Are you trying to stop the guy coming back through a proxy? If so then yes you can just record the IP in the cookie & kick the user out if their IP differs later on. If you're just trying to uniquely identify users you could put a unique number in the cookie & check it when they come back next time.
 
So I need to find the best way to do this:

User A comes to my site directly. I can drop a cookie, check IP whatever I could normally do once they are on the site.

User A comes back to the site either:

A . normally on the same computer they were before.

B . through a proxy on the same computer they were before.

What are some good ways to do this?

I was thinking just drop a cookie with there current IP and make sure that matches there IP when they come back. But that cuts things down to just users with static IPs. Is there a better way to make sure they aren't coming through a proxy that doesn't rely on IP?

I wouldn't put the IP in the cookie since it can be modified. I would have backend tracking for the IP based on a unique value in the cookie. It's more work but it can't be manipulated as easily.

I would also drop a flash cookie as well, since they can be read no matter what browser is used. That and few people delete them.

There are lists that can be used to check if they are using public proxies. TOR has a list that can be downloaded periodically and you can check against that. There is also IP2Proxy™ IP-Country Database [PX1] but I haven't used it, so I don't know how good it is.

EDIT: just thinking a bit more about it, the IP is going to cause you more problems then it's worth, but you already know that, hence your question :)
 
Are you trying to stop the guy coming back through a proxy?

Exactly, but I also don't want to kick off users that have dynamic IPs if possible.

I wouldn't put the IP in the cookie since it can be modified. I would have backend tracking for the IP based on a unique value in the cookie. It's more work but it can't be manipulated as easily.

I would also drop a flash cookie as well, since they can be read no matter what browser is used. That and few people delete them.

There are lists that can be used to check if they are using public proxies. TOR has a list that can be downloaded periodically and you can check against that. There is also IP2Proxy™ IP-Country Database [PX1] but I haven't used it, so I don't know how good it is.

EDIT: just thinking a bit more about it, the IP is going to cause you more problems then it's worth, but you already know that, hence your question :)

Yeah I agree a server side solution would be much better and more secure - but right now I'm trying to make something that is "kind of secure" with just client side code so I can throw it up on a CDN and not worry about volume.

Exactly with the amount of dynamic IPs out there this could prove to falsely ID lots of people as using proxies when they aren't - so I was just wondering if there was any other possible way. I've been looking into HTTP_ACCEPT Headers and User Agents - but I'm not even entirely sure what those are at this point in my research lol.
 
The best way to do this is a combination as suggested.

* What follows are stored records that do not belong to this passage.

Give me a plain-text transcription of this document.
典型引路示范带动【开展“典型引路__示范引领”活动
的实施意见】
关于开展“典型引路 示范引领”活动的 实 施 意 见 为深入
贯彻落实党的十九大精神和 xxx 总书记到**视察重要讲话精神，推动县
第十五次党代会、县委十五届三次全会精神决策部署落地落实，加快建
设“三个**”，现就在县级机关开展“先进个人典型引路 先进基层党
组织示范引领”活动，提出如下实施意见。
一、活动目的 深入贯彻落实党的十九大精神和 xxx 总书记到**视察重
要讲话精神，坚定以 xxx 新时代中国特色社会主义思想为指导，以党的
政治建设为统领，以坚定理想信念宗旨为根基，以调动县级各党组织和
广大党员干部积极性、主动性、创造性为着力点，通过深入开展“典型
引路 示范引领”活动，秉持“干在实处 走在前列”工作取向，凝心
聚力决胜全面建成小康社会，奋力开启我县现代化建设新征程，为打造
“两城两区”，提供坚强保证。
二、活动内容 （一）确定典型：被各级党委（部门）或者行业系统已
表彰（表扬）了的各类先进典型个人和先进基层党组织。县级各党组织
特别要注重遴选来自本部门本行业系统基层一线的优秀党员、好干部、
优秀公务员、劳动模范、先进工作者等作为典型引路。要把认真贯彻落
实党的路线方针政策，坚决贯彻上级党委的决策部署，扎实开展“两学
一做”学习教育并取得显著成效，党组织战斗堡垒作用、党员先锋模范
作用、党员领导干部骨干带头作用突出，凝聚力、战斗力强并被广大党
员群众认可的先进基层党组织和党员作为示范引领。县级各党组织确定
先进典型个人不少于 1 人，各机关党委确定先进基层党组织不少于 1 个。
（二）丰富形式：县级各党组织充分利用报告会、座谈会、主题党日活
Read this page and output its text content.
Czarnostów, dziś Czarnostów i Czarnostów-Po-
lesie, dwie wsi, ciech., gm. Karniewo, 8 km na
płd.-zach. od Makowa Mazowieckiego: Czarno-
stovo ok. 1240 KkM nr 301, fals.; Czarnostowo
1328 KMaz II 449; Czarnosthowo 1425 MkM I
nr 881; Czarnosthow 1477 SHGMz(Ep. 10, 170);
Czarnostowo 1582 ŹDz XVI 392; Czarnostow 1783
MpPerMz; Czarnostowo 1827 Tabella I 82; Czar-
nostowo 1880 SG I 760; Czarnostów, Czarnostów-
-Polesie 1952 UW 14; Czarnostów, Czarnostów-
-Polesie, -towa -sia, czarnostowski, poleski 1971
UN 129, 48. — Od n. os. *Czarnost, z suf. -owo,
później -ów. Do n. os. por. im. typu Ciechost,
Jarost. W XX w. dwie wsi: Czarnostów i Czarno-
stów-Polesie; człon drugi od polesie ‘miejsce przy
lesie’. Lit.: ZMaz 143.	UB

Sprinkle some salt in the cookie ( not literally ) and use the salt as a unique ID which must match your internal salt ID. Then log every single IP they visit from and check each one.

Have a dynamic web service or a updated proxy IP list in your db and check the IP against that. You are not going to cut it down completely, for example people with VPN are very hard to catch and you don't want to ban hammer someone because they decided to take their laptop to McDicks for a coffee.